As I was typing this, my 13-year-old daughter came down from cleaning her room, holding a pile of masks from the COVID era.

“Ema,” she said, “It’s hard to believe that we once wore these every day. Can you believe I wore this pink one for an entire 12-hour flight? How did we do that?”

She then proceeded to tell me that part of her wants to throw them out, but part of her wants to save them, to show her children and grandchildren someday. Otherwise, she said, they might not believe it.

It is hard to believe that the pandemic happened. It is still hard to believe that it is over.

And yet, sometimes the things we struggle to believe will happen – actually do.

At the end of our seder each year, in my childhood home in New York, we would open the door for Eliyahu Hanavi and huddle together to sing Mordechai Ben David’s “Someday We Will All Be Together,” followed by a medley of songs longing for life in Israel. Those songs were our hope, our dream, our wish, our prayer.

It was hard to believe it could ever be our reality. And then, somehow, it was.

One sister made aliya, and then another. Then we came. In 2020, my parents joined us. A year later, my youngest sister and her family arrived. This year will mark our fifth Pesach all together, here in Israel.

“Someday” is suddenly today.

Two years ago, we had an empty chair at our seder, with a poster of Sagui Dekel-Chen. The municipality of Gush Etzion had distributed pictures of hostages, with the instruction to hang them “with the hope that our prayers will be answered quickly.” Having met and connected with Sagui’s brother Itai months earlier, Sagui was never far from our thoughts or prayers.

After opening the door for Eliyahu Hanavi, my kids spontaneously lifted the poster from the chair and began dancing with it, singing “the captives of God will return and come to Tzion with joy.” I couldn’t stop crying. I knew why.

I was afraid to believe.

And then it happened.

Sagui came home in February 2025, to his loving wife and daughters. But his poster which we had hung over our living room banister remained. It stayed through the year. It was there with us at last year’s seder. I just couldn’t bear to take it down while hostages were still being held in Gaza. “Maybe by next Pesach,” I thought, “they will all be home.”

It was hard to believe there would be a day when every hostage returned. A day when we would remove our yellow ribbon pins and begin the next stage of mourning – and healing.

In the opening essay at the back of his Haggadah, Rabbi Jonathan Sachs writes:

“As we sit around the seder table of Pesach, rehearsing the journey from the bread of oppression to the wine of freedom, we commit ourselves to a momentous proposition: that history has meaning. We are not condemned endlessly to repeat the tragedies of the past… Pesach is the festival of faith.”

Pesach is the festival of faith.

“Faith,” says Rabbi Sachs, “is the courage to live with uncertainty. Faith is knowing that the future is radically unpredictable, but that it can be faced without fear because we are not alone.

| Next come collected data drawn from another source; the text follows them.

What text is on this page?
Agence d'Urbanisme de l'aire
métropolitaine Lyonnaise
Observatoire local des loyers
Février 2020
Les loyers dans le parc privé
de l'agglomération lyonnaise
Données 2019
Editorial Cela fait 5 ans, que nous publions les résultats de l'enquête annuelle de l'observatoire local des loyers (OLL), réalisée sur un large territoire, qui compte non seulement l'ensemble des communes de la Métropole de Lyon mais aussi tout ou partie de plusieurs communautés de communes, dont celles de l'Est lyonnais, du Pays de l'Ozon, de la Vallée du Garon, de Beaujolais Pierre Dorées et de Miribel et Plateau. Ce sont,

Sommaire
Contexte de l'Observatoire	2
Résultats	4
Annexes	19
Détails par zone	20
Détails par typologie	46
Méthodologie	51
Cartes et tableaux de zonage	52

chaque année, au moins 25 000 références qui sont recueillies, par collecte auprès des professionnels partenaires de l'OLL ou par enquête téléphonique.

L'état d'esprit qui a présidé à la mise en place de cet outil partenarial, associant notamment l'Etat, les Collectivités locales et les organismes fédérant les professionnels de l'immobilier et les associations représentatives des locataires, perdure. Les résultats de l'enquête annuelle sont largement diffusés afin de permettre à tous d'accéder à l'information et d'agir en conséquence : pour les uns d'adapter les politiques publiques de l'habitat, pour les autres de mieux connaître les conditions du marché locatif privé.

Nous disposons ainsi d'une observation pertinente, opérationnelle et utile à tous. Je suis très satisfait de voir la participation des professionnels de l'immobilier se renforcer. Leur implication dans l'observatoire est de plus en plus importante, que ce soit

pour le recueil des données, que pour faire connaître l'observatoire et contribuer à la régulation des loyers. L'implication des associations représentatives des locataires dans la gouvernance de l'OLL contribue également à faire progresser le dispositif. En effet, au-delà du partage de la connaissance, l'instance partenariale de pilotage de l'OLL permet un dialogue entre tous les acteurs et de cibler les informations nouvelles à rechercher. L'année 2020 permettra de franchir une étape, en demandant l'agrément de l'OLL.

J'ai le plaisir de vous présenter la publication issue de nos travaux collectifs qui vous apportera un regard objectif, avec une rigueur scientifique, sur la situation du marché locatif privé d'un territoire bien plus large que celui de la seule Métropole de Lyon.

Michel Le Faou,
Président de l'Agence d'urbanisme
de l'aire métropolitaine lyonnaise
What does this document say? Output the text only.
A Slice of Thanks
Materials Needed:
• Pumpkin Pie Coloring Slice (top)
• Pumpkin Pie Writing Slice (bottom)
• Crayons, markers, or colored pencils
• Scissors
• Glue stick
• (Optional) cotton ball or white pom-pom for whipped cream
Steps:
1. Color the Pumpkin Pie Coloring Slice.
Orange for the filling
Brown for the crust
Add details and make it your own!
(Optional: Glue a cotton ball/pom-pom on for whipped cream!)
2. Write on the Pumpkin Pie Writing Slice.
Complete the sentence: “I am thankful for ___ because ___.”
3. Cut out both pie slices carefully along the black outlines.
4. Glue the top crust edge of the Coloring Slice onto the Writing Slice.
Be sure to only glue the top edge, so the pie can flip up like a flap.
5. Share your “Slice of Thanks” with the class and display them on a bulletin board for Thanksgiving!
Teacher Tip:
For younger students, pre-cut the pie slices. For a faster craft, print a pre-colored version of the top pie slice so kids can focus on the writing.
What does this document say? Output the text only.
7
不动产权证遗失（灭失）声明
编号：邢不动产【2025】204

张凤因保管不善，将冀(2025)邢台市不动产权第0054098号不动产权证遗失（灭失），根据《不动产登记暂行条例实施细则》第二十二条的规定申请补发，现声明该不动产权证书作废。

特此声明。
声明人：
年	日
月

God and His word are with us.”

These days feel heavy. It’s dark outside, and I still find it hard to believe.

But then I look around and remember: Here I am, preparing for Pesach (or at least trying to) in my home not far from Jerusalem, raising Israeli children in a sovereign Jewish state, pouting at the clouds in the sky while our air force flies high above them and our soldiers fight on our behalf.

My great-grandparents could never have believed it. And yet here we are – living the unbelievable.

Which makes it just a little easier to believe.

Shayna Goldberg (née Lerner) teaches Israeli and American post-high school students and serves as mashgicha ruchanit in the Stella K. Abraham Beit Midrash for Women in Migdal Oz, an affiliate of Yeshivat Har Etzion. She is a yoetzet halacha, a contributing editor for Deracheha: Womenandmitzvot.org, a co-host of the podcast “Women Talking Mitzvot” and the author of the book: “What Do You Really Want? Trust and Fear in Decision Making at Life’s Crossroads and in Everyday Living” (Maggid, 2021). Prior to making aliya in 2011, she worked as a yoetzet halacha for several New Jersey synagogues and taught at Ma’ayanot Yeshiva High School in Teaneck. She lives in Alon Shevut, Israel, with her husband, Judah, and their five children.